On that beautiful morning, the Shasta Trinity National Forest shared the photo that would go on to be seen by millions of people around the world:
We were the first to jump on the story (as with most lenticular clouds over Mount Shasta), only to be followed by numerous national media outlets. In fact, the photo inspired the Washington Post to publish an article about the clouds over Shasta. The popular national publication explained to the nation how Shasta has become one of the premiere destinations in the world for breathtaking cloud formations.
“Flying saucerlike apparitions are no stranger to the skies in Weed, a city of roughly 3,000 people in Siskiyou County in northern California,” read the article. “Nestled just west of Mount Shasta, the community offers stunning views of the Golden State’s fifth-highest peak. In addition to its beauty, the 14,179-foot volcanic mountain has become adept at one other thing: producing lenticular clouds.”
The article went on to explain the science behind lenticular clouds and how Mt. Shasta’s landscape is the perfect environment for their formation.

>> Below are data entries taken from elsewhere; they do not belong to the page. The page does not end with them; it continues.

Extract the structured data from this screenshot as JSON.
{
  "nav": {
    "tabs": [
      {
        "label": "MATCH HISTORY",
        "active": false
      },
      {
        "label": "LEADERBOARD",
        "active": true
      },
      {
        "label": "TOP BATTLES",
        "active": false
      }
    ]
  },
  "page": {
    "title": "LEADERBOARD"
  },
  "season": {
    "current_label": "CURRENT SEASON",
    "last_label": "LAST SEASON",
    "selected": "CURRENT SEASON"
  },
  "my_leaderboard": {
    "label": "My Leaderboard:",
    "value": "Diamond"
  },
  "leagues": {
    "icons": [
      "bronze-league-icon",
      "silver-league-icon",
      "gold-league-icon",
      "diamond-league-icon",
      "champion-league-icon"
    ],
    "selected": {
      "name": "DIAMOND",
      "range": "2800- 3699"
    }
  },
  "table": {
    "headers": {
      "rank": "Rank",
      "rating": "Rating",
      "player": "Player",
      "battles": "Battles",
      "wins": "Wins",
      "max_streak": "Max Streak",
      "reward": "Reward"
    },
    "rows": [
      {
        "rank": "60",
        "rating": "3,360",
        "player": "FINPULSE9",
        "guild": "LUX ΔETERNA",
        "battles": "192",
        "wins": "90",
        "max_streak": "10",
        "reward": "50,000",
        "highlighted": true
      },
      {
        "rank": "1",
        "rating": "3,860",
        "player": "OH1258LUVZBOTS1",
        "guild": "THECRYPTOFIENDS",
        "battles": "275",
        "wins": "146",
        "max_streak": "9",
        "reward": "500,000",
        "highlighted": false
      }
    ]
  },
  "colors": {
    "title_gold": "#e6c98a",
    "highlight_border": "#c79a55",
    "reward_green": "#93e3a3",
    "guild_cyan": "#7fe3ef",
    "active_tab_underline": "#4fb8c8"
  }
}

“Lenticular clouds form when comparatively moist air rides up a mountaintop, forced into a cooler layer of air above. If the cool-down is significantly large, the air parcel can become chilled to saturation, forming a cloud. Downwind of the mountain, the air eventually sinks lower in the atmosphere, drying out and eroding any visible cloud. As such, wind-sculpted lenticular clouds are usually local.“
Of course, we were the first to the party and found plenty of other great images of the cloud. Here are a few of our favorites:
It’s funny to think a single cloud can capture the attention of millions of people around the world. It’s just par for the course in Mount Shasta.